The pain of handling harsh comments about clothes and appearance was also a theme in the lives of the girls Sibylle Artz studied. "It all came down to your fingernails, your hair, how thin you were, your rings, your clothes," says Artz.
Lishone Bowsky, who stopped fighting only recently, seconded that observation: "I was teased a lot because I was skinny and tall. Kids are mean. When they would tease me, I would fight them."
Some girls who are teased about their appearance are simply too busy to get ready for school, says Marci Feldman of the HSPH. Feldman initiated a small violence-prevention program for girls at Brighton (MA) High School in 1998. The after-school program targeted 10 junior and senior girls identified by school officials as physically aggressive. Feldman and co-researcher Anne Bishop, the high school's health coordinator, launched the program with a personal survey in which the girls revealed that they were shouldering substantial wage-earning and childcare responsibilities at home.
"They had to take an average of three buses to get to school," says Feldman. "They got up at 5 o'clock in the morning. They had to share one bathroom with an average of three other people. They were in charge of siblings after school and on weekends, and they all had jobs."
Canada says the girls in his school differed from boys in that the girls rarely committed random acts of bullying or violence. "They were not bullies who would just go over and pick on kids, take their stuff," he recalls. "If you insulted them, if you teased them, if you disrespected them, they would beat you up." Girls' fights also resulted in many more injuries than boys' because adults failed to react as swiftly.
Adds Sibylle Artz: "Boys and girls act out differently. That has to do with socialization. Boys are more likely to engage in more random violence. Girls base their anger on personal relationships. Boys tend to make a statement that will draw attention to them. The girls are interested in making a statement, but they're also interested in revenge."
Hopeful Signs
If girls act violently for different reasons than boys, the good news is that they may respond better to antiviolence programs, according to researchers. For instance, Artz and her colleagues working with the Vancouver Island School District measured pre- and post-program attitudes among boys and girls in three middle schools.

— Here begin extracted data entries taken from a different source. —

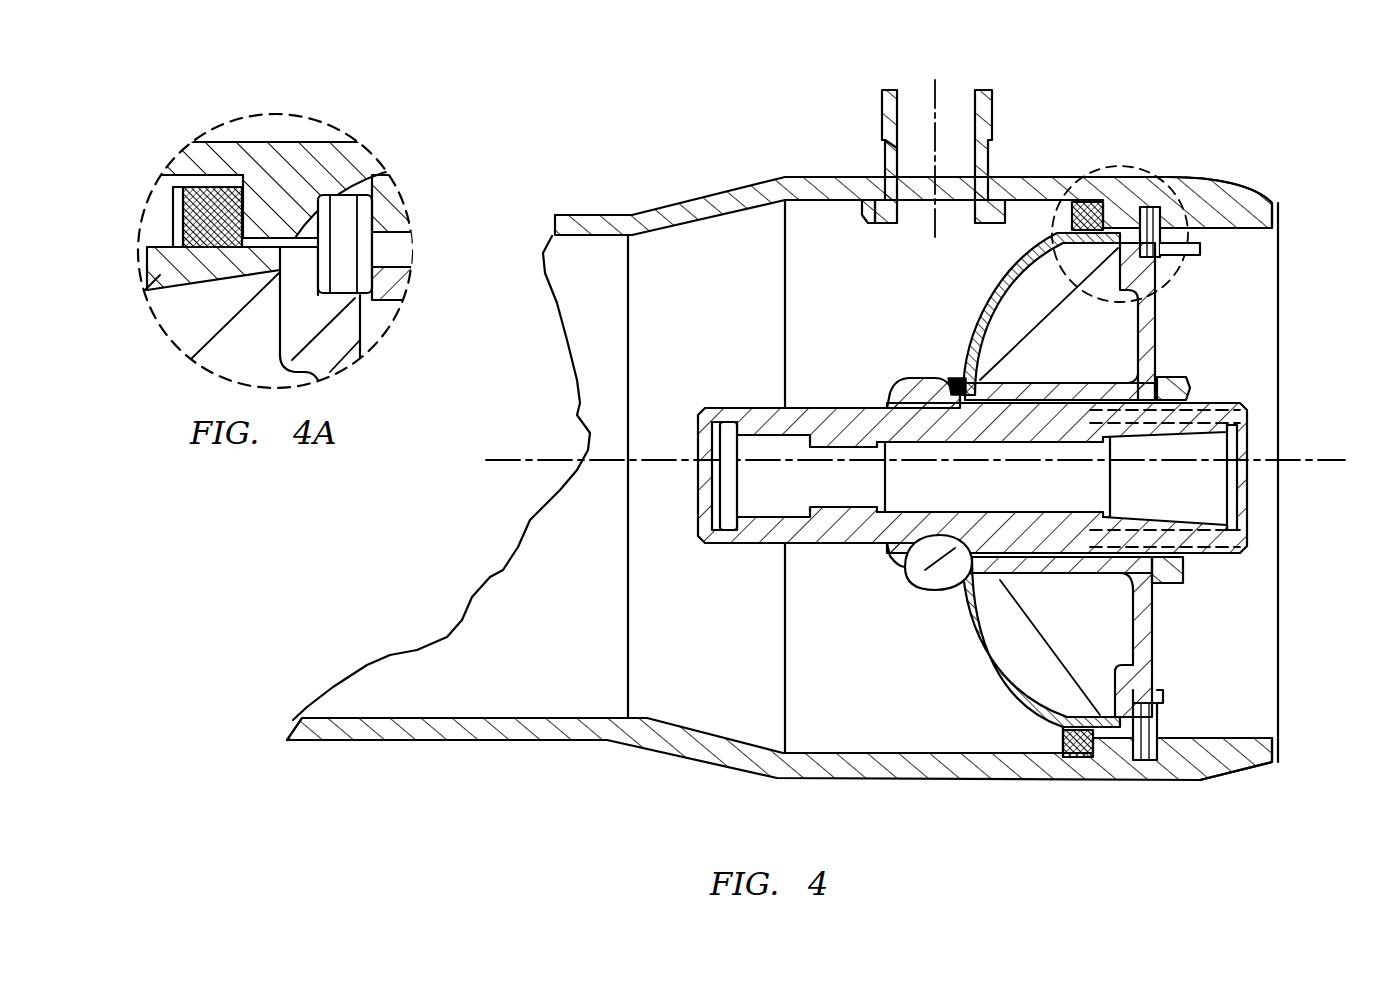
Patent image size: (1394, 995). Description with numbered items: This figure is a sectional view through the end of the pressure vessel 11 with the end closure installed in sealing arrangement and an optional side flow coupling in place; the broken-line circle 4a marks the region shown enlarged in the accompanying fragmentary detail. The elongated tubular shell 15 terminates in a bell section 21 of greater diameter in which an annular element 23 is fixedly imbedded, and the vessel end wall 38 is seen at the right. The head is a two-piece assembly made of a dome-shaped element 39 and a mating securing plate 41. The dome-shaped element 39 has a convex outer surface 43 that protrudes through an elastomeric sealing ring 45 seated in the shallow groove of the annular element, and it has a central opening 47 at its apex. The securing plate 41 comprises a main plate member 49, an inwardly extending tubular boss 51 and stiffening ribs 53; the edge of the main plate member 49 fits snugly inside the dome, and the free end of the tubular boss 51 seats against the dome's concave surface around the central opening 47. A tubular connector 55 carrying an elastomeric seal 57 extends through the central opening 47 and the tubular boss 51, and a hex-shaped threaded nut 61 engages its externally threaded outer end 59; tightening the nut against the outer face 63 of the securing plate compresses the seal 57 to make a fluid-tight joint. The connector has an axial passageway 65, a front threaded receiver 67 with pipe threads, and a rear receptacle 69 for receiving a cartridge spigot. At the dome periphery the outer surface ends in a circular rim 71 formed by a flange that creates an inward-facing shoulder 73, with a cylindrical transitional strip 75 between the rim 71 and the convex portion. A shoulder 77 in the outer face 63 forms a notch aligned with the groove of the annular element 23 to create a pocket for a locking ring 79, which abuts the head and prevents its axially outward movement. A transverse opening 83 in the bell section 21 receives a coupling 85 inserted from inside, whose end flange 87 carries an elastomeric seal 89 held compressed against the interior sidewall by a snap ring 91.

In FIG. 4, the pressure vessel 11 is at (652, 157).
In FIG. 4, the tubular shell 15 is at (577, 212).
In FIG. 4, the bell section 21 is at (940, 780).
In FIG. 4, the annular element 23 is at (1200, 178).
In FIG. 4, the end wall 38 is at (1280, 210).
In FIG. 4, the dome-shaped element 39 is at (970, 647).
In FIG. 4A, the dome-shaped element 39 is at (110, 281).
In FIG. 4, the securing plate 41 is at (1163, 641).
In FIG. 4, the convex outer surface 43 is at (993, 290).
In FIG. 4, the sealing ring 45 is at (1085, 198).
In FIG. 4, the central opening 47 is at (900, 560).
In FIG. 4, the main plate member 49 is at (1140, 672).
In FIG. 4, the tubular boss 51 is at (1033, 385).
In FIG. 4, the stiffening ribs 53 is at (1066, 338).
In FIG. 4, the tubular connector 55 is at (808, 405).
In FIG. 4, the elastomeric seal 57 is at (960, 380).
In FIG. 4, the externally threaded outer end 59 is at (1228, 400).
In FIG. 4, the threaded nut 61 is at (1180, 377).
In FIG. 4, the outer face 63 is at (1160, 603).
In FIG. 4, the passageway 65 is at (1029, 500).
In FIG. 4, the front threaded receiver 67 is at (1197, 502).
In FIG. 4, the rear receptacle 69 is at (750, 497).
In FIG. 4, the rim 71 is at (1150, 772).
In FIG. 4, the shoulder 73 is at (1090, 770).
In FIG. 4, the cylindrical transitional strip 75 is at (1063, 740).
In FIG. 4, the shoulder 77 is at (1135, 700).
In FIG. 4, the locking ring 79 is at (1180, 235).
In FIG. 4, the transverse opening 83 is at (893, 148).
In FIG. 4, the coupling 85 is at (992, 115).
In FIG. 4, the end flange 87 is at (880, 230).
In FIG. 4, the elastomeric seal 89 is at (810, 180).
In FIG. 4, the snap ring 91 is at (995, 180).
In FIG. 4, the detail circle 4a is at (1052, 222).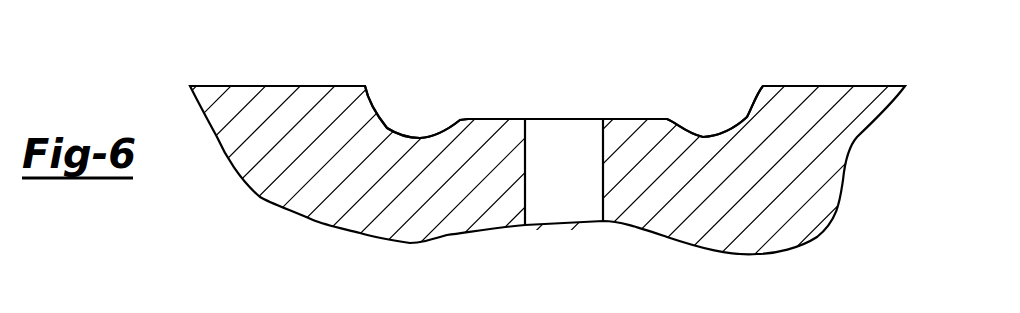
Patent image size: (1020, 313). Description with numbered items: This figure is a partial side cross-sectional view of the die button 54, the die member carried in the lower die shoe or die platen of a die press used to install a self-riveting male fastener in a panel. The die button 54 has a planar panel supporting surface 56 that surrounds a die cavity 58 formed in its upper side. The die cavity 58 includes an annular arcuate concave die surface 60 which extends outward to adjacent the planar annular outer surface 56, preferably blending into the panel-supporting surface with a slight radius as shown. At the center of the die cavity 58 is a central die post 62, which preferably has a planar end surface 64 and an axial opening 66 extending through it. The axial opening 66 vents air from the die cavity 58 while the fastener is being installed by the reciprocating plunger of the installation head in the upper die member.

The die button 54 is at (363, 215).
The planar panel supporting surface 56 is at (293, 86).
The die cavity 58 is at (613, 108).
The annular arcuate concave die surface 60 is at (388, 127).
The central die post 62 is at (635, 127).
The planar end surface 64 is at (494, 118).
The axial opening 66 is at (527, 193).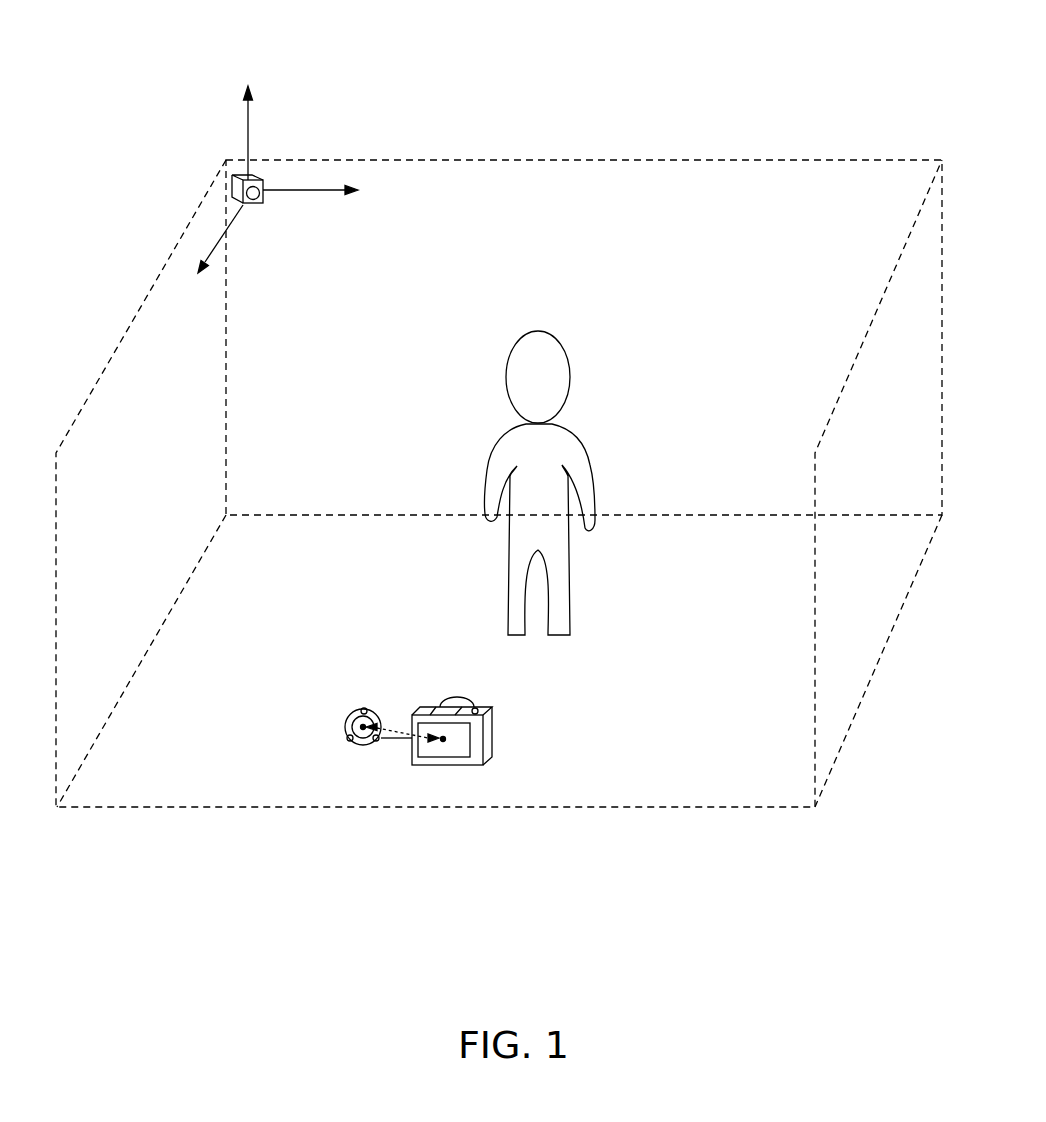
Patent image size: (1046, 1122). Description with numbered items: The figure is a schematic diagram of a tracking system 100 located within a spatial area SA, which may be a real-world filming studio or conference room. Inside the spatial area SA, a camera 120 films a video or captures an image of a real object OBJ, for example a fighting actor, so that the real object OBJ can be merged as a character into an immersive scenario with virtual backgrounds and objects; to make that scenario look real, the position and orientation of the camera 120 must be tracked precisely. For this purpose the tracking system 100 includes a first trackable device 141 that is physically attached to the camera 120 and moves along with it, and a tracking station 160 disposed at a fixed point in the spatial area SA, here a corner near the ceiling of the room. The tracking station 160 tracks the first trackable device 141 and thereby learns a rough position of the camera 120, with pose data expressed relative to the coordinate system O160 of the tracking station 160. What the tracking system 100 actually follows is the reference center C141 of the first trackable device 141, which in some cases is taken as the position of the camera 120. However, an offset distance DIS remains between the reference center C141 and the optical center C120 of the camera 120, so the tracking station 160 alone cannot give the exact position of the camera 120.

The tracking system 100 is at (183, 32).
The spatial area SA is at (783, 160).
The coordinate system of the tracking station O160 is at (248, 128).
The tracking station 160 is at (265, 197).
The real object OBJ is at (569, 360).
The first trackable device 141 is at (351, 712).
The reference center of the first trackable device C141 is at (358, 737).
The offset distance DIS is at (412, 732).
The camera 120 is at (492, 728).
The optical center of the camera C120 is at (445, 741).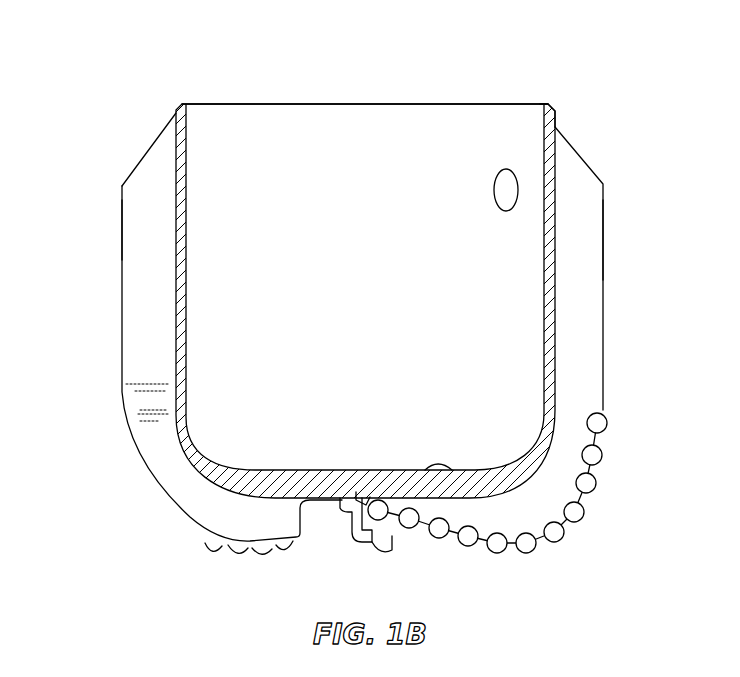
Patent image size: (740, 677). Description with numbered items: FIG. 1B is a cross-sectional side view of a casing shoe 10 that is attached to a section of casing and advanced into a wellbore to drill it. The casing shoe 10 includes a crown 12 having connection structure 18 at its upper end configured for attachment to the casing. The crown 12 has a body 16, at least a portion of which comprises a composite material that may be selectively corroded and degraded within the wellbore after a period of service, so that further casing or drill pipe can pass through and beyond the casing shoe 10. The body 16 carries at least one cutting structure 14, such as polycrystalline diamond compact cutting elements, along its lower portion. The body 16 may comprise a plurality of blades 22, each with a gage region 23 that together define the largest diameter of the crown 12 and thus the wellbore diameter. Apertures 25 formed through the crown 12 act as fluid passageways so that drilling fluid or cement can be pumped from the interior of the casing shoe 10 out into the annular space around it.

The casing shoe 10 is at (118, 76).
The crown 12 is at (138, 503).
The cutting structure 14 is at (588, 481).
The body 16 is at (254, 150).
The connection structure 18 is at (562, 101).
The blades 22 is at (155, 292).
The gage region 23 is at (122, 238).
The apertures 25 is at (432, 455).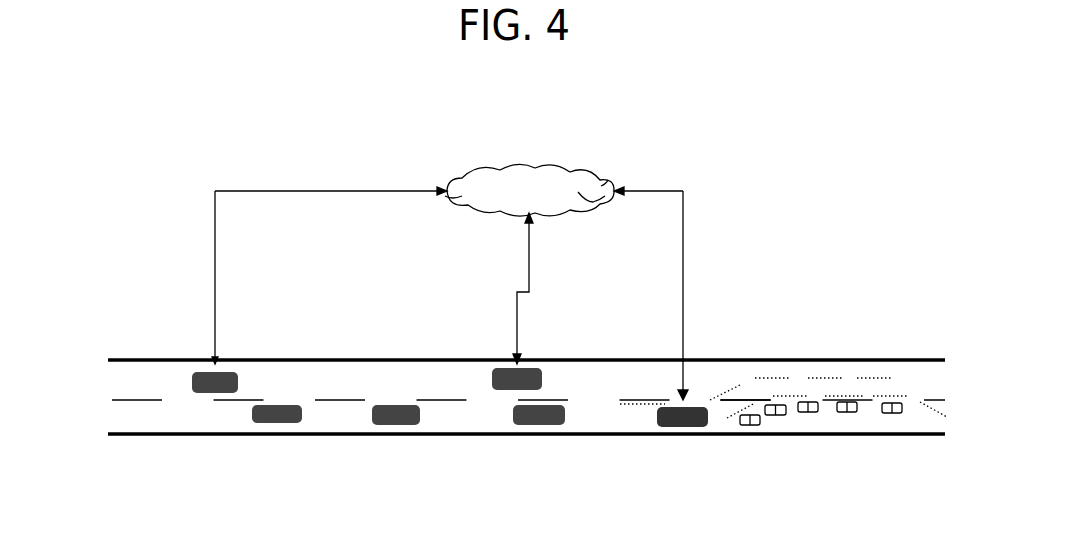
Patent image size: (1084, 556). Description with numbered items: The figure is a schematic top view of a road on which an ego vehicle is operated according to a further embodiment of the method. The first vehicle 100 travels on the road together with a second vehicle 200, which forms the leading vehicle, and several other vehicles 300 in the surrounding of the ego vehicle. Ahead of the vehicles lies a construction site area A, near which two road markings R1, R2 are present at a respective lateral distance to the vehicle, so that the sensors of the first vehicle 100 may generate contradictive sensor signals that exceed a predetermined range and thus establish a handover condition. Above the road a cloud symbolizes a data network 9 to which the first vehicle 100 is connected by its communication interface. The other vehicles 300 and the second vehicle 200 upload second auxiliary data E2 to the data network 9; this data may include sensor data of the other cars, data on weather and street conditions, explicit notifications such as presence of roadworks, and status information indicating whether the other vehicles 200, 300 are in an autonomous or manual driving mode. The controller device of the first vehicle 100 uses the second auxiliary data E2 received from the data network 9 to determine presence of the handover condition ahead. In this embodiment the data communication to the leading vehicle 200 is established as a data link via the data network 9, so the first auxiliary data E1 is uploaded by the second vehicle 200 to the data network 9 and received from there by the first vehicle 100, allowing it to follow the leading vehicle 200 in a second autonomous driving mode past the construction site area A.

The data network 9 is at (545, 168).
The first vehicle 100 is at (210, 393).
The second vehicle 200 is at (680, 427).
The other vehicles 300 is at (278, 405).
The first auxiliary data E1 is at (215, 253).
The second auxiliary data E2 is at (529, 272).
The road marking R1 is at (125, 398).
The road marking R2 is at (795, 400).
The construction site area A is at (847, 421).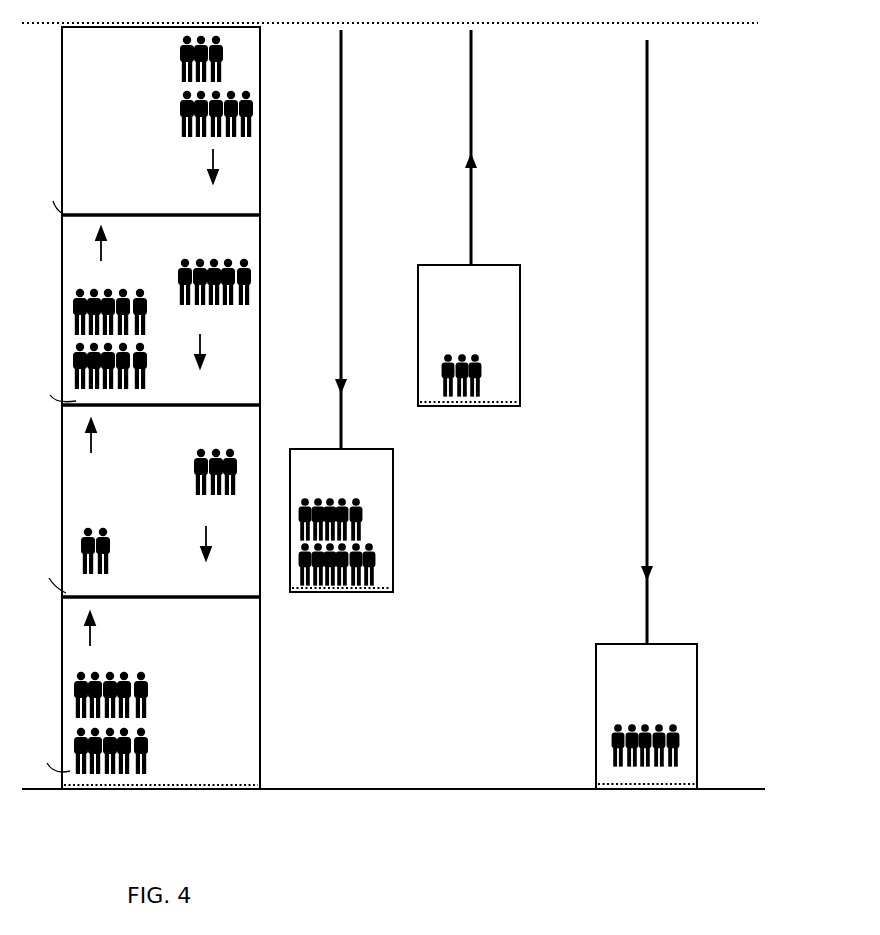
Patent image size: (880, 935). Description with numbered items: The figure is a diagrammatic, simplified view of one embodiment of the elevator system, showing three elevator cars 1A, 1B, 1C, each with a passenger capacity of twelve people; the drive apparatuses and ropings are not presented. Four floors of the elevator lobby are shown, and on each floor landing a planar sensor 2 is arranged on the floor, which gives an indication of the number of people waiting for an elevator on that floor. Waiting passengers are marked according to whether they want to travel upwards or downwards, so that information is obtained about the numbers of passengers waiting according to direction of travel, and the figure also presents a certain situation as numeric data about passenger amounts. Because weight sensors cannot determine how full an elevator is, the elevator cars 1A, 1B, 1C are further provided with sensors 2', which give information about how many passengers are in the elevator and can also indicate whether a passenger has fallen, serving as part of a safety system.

The planar sensor 2 is at (141, 408).
The elevator car 1A is at (376, 537).
The elevator car 1B is at (503, 323).
The elevator car 1C is at (688, 689).
The sensor 2' is at (493, 583).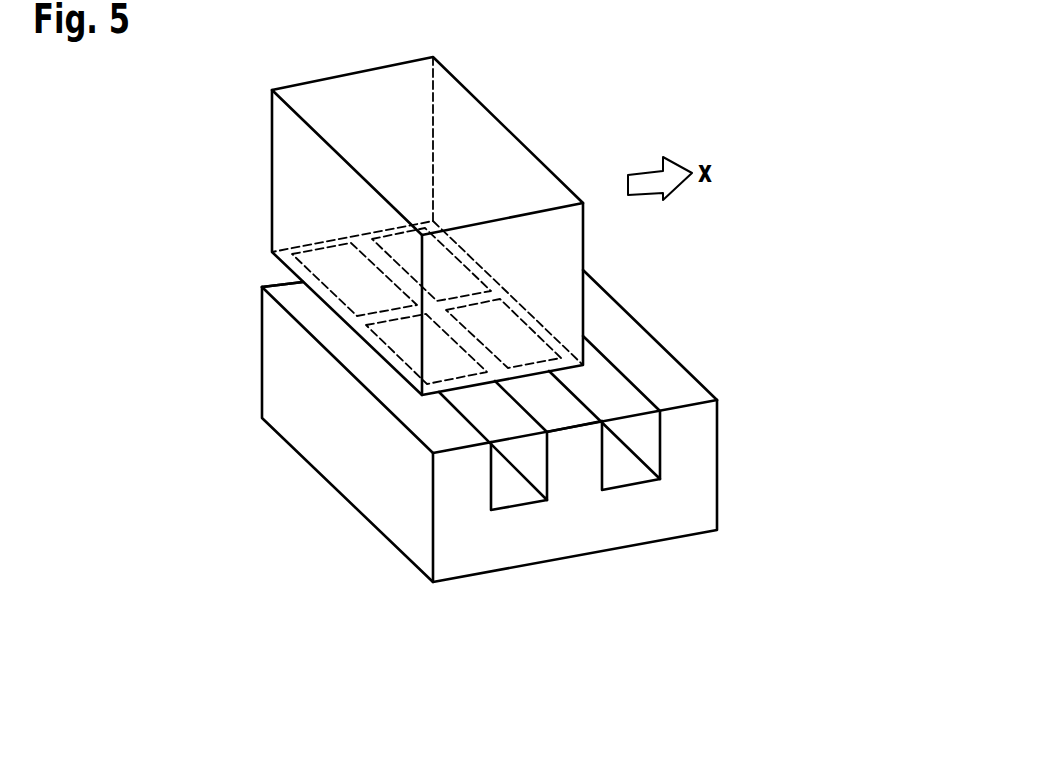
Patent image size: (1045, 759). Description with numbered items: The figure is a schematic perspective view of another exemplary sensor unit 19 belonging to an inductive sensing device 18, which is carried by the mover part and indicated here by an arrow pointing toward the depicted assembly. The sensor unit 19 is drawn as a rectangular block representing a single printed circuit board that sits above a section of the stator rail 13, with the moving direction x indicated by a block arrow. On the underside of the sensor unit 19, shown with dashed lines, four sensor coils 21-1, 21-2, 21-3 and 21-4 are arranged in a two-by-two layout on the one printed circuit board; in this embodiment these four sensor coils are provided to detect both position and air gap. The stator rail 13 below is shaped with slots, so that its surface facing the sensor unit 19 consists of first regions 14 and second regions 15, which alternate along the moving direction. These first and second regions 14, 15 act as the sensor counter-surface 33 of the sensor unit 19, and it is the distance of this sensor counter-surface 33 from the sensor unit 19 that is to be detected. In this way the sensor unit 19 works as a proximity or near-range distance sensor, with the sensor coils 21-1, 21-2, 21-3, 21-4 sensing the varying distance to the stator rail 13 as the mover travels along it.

They found that after children had participated in their school's antiviolence programs, boys were less likely than girls to adopt the programs' antiviolence messages.
Asked to explain the results, Artz says, "The girls actually like the process exercises. They seemed to gravitate to social activism. They flocked to take on leadership roles."
A second study, released in 1999 by the National Center for Children in Poverty (NCCP), found that girls responded better than boys to a popular antiviolence program in New York City. The study evaluated the impact of the Resolving Conflicts Creatively Program, which teaches children to mediate disputes, on 5,000 children in 15 New York City public schools. According to Joshua Brown, a research associate at the NCCP, "There was still a strong pattern of results for boys, just not as strong as it was for girls."
Of course, girls can only respond positively to offers of help if it is available. In community centers and schools, Canada says violence prevention still focuses on boys. "Girls are on the fringes," he adds. Hopefully, it won't take still higher rates of girls' violence to stem that trend.
Peggy J. Farber is an education reporter based in New York City.